Another piece on Eugenia Kuyda and how Replika came about, following an attempt to create a bot that could discuss restaurant recommendations.
This AI has sparked a budding friendship with 2.5 million people
Kuyda had high hopes for the service because chatbots were becoming all the rage in Silicon Valley at the time. But it didn’t take off. Only about 100,000 people downloaded Luka. Kuyda and her team realized that people preferred looking for restaurants on a graphical interface, and seeing lots of options at once.
Then In November 2015, Kuyda’s best friend, a startup founder named Roman Mazurenko, died in a car accident in Russia.
I’ve heard it before, but it’s still a sad start to the story.
Replika’s growing popularity among young people in particular (its main users are aged between 18 and 25) represents a renaissance in chatbots, which became overhyped a few years ago but are finding favor again as more app developers can use free machine-learning tools like Google’s TensorFlow.
It also marks an intriguing use case for AI in all the worry about job destruction: a way to talk through emotional problems when other human beings aren’t available. In Japan the idea of an artificial girlfriend, like the one voiced by Scarlett Johansson in the movie Her, has already become commonplace among many young men.
You must check out that last link, about those Japanese artificial girlfriends. It’s hard to believe the manufacturers, Gatebox, are suggesting you can have a relationship with an alarm clock.

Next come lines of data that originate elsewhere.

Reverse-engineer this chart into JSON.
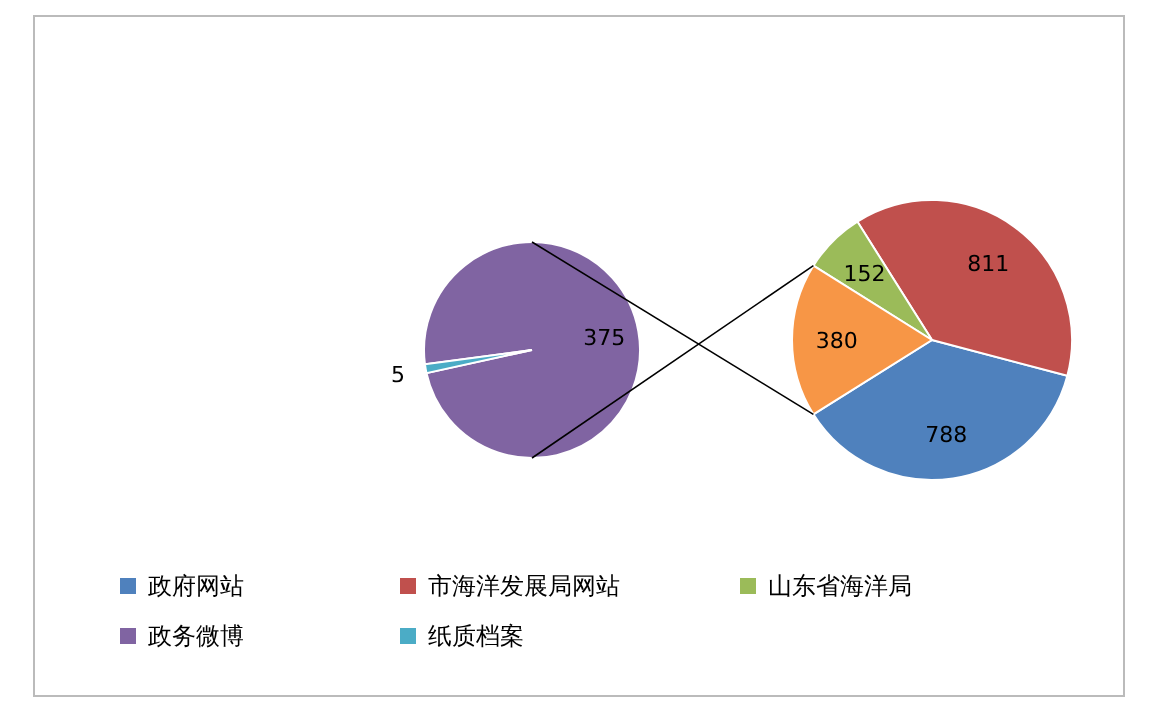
{
  "chart_data": [
    {
      "type": "pie",
      "categories": [
        "政府网站",
        "市海洋发展局网站",
        "山东省海洋局",
        null
      ],
      "values": [
        788,
        811,
        152,
        380
      ],
      "colors": [
        "#4f81bd",
        "#c0504d",
        "#9bbb59",
        "#f79646"
      ],
      "data_labels": true,
      "legend": "bottom"
    },
    {
      "type": "pie",
      "categories": [
        "政务微博",
        "纸质档案"
      ],
      "values": [
        375,
        5
      ],
      "colors": [
        "#8064a2",
        "#4bacc6"
      ],
      "data_labels": true,
      "legend": "bottom"
    }
  ]
}
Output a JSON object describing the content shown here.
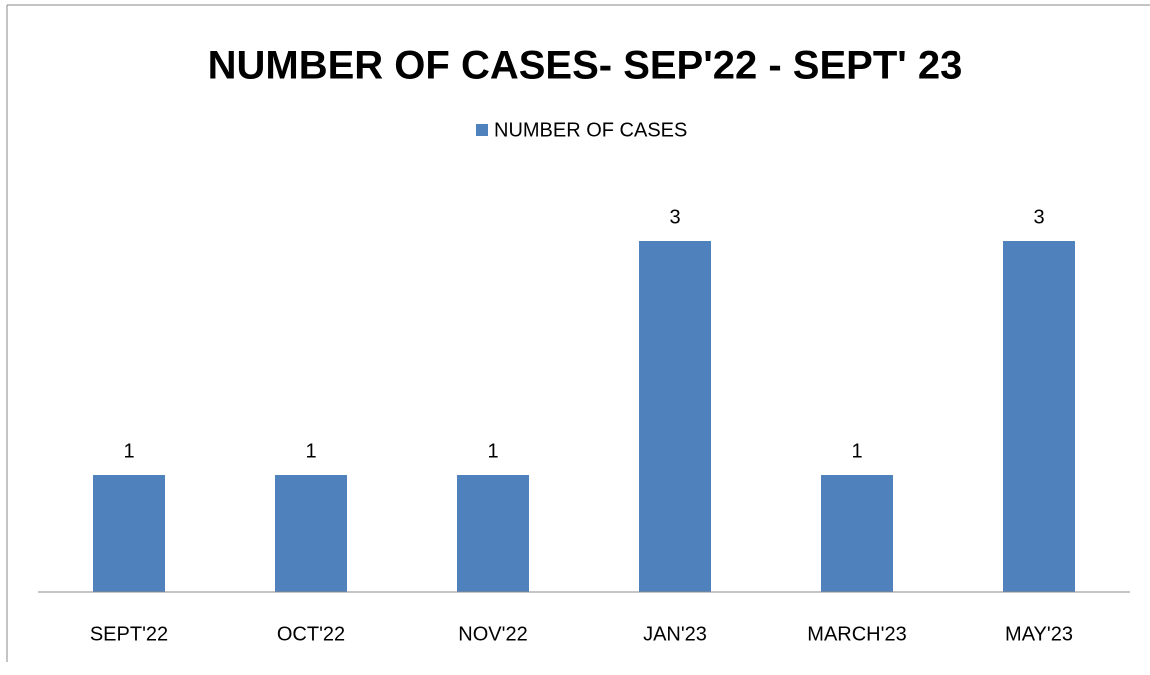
{
  "chart_data": {
    "type": "bar",
    "title": "NUMBER OF CASES- SEP'22 - SEPT' 23",
    "categories": [
      "SEPT'22",
      "OCT'22",
      "NOV'22",
      "JAN'23",
      "MARCH'23",
      "MAY'23"
    ],
    "series": [
      {
        "name": "NUMBER OF CASES",
        "color": "#4f81bd",
        "values": [
          1,
          1,
          1,
          3,
          1,
          3
        ]
      }
    ],
    "ylim": [
      0,
      3.5
    ],
    "legend": "top",
    "data_labels": true
  }
}
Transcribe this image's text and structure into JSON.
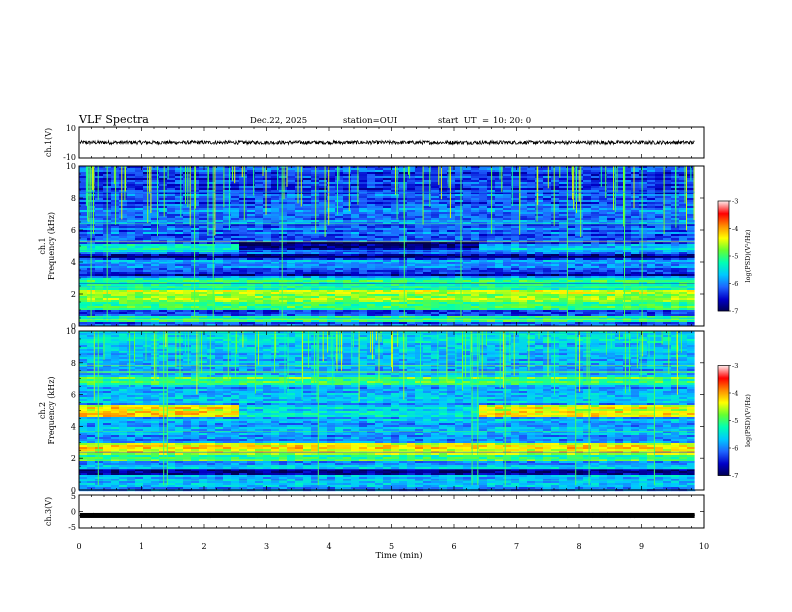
{
  "header": {
    "title": "VLF Spectra",
    "date": "Dec.22, 2025",
    "station": "station=OUI",
    "start_ut_label": "start  UT  =",
    "start_ut_value": "10: 20: 0"
  },
  "colors": {
    "spectrogram_scale": [
      "#000050",
      "#0000c8",
      "#1e64ff",
      "#00c8ff",
      "#00ffb4",
      "#64ff32",
      "#ffff00",
      "#ff8c00",
      "#ff0000",
      "#ffe6e6"
    ]
  },
  "chart_data": [
    {
      "type": "line",
      "name": "ch.1 waveform",
      "ylabel": "ch.1(V)",
      "ylim": [
        -10,
        10
      ],
      "yticks": [
        {
          "value": 10,
          "label": "10"
        },
        {
          "value": -10,
          "label": "-10"
        }
      ],
      "mean_value": 0,
      "noise_amplitude": 1.2
    },
    {
      "type": "heatmap",
      "name": "ch.1 spectrogram",
      "ylabel_line1": "ch.1",
      "ylabel_line2": "Frequency (kHz)",
      "ylim": [
        0,
        10
      ],
      "yticks": [
        {
          "value": 0,
          "label": "0"
        },
        {
          "value": 2,
          "label": "2"
        },
        {
          "value": 4,
          "label": "4"
        },
        {
          "value": 6,
          "label": "6"
        },
        {
          "value": 8,
          "label": "8"
        },
        {
          "value": 10,
          "label": "10"
        }
      ],
      "x_end_min": 9.85,
      "colorbar": {
        "label": "log(PSD)(V²/Hz)",
        "range": [
          -7,
          -3
        ],
        "ticks": [
          {
            "value": -3,
            "label": "-3"
          },
          {
            "value": -4,
            "label": "-4"
          },
          {
            "value": -5,
            "label": "-5"
          },
          {
            "value": -6,
            "label": "-6"
          },
          {
            "value": -7,
            "label": "-7"
          }
        ]
      },
      "bands_khz": [
        {
          "f0": 0.2,
          "f1": 0.6,
          "level": 0.45
        },
        {
          "f0": 1.0,
          "f1": 1.6,
          "level": 0.5
        },
        {
          "f0": 1.6,
          "f1": 2.3,
          "level": 0.6
        },
        {
          "f0": 2.3,
          "f1": 3.0,
          "level": 0.48
        },
        {
          "f0": 3.6,
          "f1": 4.1,
          "level": 0.3
        }
      ],
      "quiet_bands_khz": [
        {
          "f0": 4.2,
          "f1": 4.55,
          "level": 0.04
        },
        {
          "f0": 3.1,
          "f1": 3.3,
          "level": 0.08
        }
      ],
      "time_bands": [
        {
          "t0": 0,
          "t1": 2.5,
          "f0": 4.6,
          "f1": 5.1,
          "level": 0.42
        },
        {
          "t0": 2.5,
          "t1": 6.4,
          "f0": 4.7,
          "f1": 5.3,
          "level": 0.05
        },
        {
          "t0": 6.4,
          "t1": 9.85,
          "f0": 4.6,
          "f1": 5.1,
          "level": 0.32
        }
      ],
      "background_level": 0.22,
      "top_level": 0.18
    },
    {
      "type": "heatmap",
      "name": "ch.2 spectrogram",
      "ylabel_line1": "ch.2",
      "ylabel_line2": "Frequency (kHz)",
      "ylim": [
        0,
        10
      ],
      "yticks": [
        {
          "value": 0,
          "label": "0"
        },
        {
          "value": 2,
          "label": "2"
        },
        {
          "value": 4,
          "label": "4"
        },
        {
          "value": 6,
          "label": "6"
        },
        {
          "value": 8,
          "label": "8"
        },
        {
          "value": 10,
          "label": "10"
        }
      ],
      "x_end_min": 9.85,
      "colorbar": {
        "label": "log(PSD)(V²/Hz)",
        "range": [
          -7,
          -3
        ],
        "ticks": [
          {
            "value": -3,
            "label": "-3"
          },
          {
            "value": -4,
            "label": "-4"
          },
          {
            "value": -5,
            "label": "-5"
          },
          {
            "value": -6,
            "label": "-6"
          },
          {
            "value": -7,
            "label": "-7"
          }
        ]
      },
      "bands_khz": [
        {
          "f0": 0.3,
          "f1": 0.9,
          "level": 0.3
        },
        {
          "f0": 1.8,
          "f1": 2.2,
          "level": 0.5
        },
        {
          "f0": 2.2,
          "f1": 2.9,
          "level": 0.66
        },
        {
          "f0": 6.6,
          "f1": 7.1,
          "level": 0.5
        }
      ],
      "quiet_bands_khz": [
        {
          "f0": 1.0,
          "f1": 1.3,
          "level": 0.06
        }
      ],
      "time_bands": [
        {
          "t0": 0,
          "t1": 2.5,
          "f0": 4.6,
          "f1": 5.3,
          "level": 0.68
        },
        {
          "t0": 2.5,
          "t1": 6.4,
          "f0": 4.6,
          "f1": 5.3,
          "level": 0.38
        },
        {
          "t0": 6.4,
          "t1": 9.85,
          "f0": 4.6,
          "f1": 5.3,
          "level": 0.66
        }
      ],
      "background_level": 0.3,
      "top_level": 0.34
    },
    {
      "type": "line",
      "name": "ch.3 waveform",
      "ylabel": "ch.3(V)",
      "ylim": [
        -5,
        5
      ],
      "yticks": [
        {
          "value": 5,
          "label": "5"
        },
        {
          "value": 0,
          "label": "0"
        },
        {
          "value": -5,
          "label": "-5"
        }
      ],
      "mean_value": -1.2,
      "noise_amplitude": 0.25
    }
  ],
  "xaxis": {
    "label": "Time (min)",
    "range": [
      0,
      10
    ],
    "ticks": [
      {
        "value": 0,
        "label": "0"
      },
      {
        "value": 1,
        "label": "1"
      },
      {
        "value": 2,
        "label": "2"
      },
      {
        "value": 3,
        "label": "3"
      },
      {
        "value": 4,
        "label": "4"
      },
      {
        "value": 5,
        "label": "5"
      },
      {
        "value": 6,
        "label": "6"
      },
      {
        "value": 7,
        "label": "7"
      },
      {
        "value": 8,
        "label": "8"
      },
      {
        "value": 9,
        "label": "9"
      },
      {
        "value": 10,
        "label": "10"
      }
    ]
  }
}
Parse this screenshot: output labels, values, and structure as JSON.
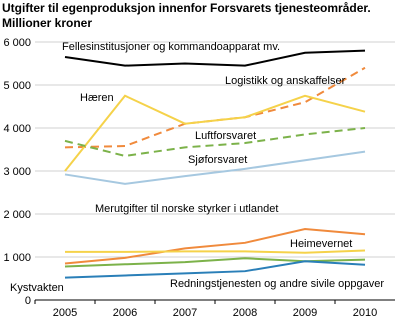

A holographic virtual girlfriend lives inside Japan’s answer to the Amazon Echo
Instead of a simple, cylindrical speaker design, Gatebox has a screen and a projector, which brings Hikari — her name, appropriately, means “light” — to life inside the gadget. On the outside are microphones, cameras, and sensors to detect temperature and motion, so she can interact with you on a more personal level, rather than being a voice on your phone.
The result is a fully interactive virtual girl, who at her most basic can control your smart home equipment. The sensors mean she can recognize your face and your voice, and is designed to be a companion who can wake you up in the morning, fill you in on your day’s activities, remind you of things to remember, and even welcome you back when you return home from work.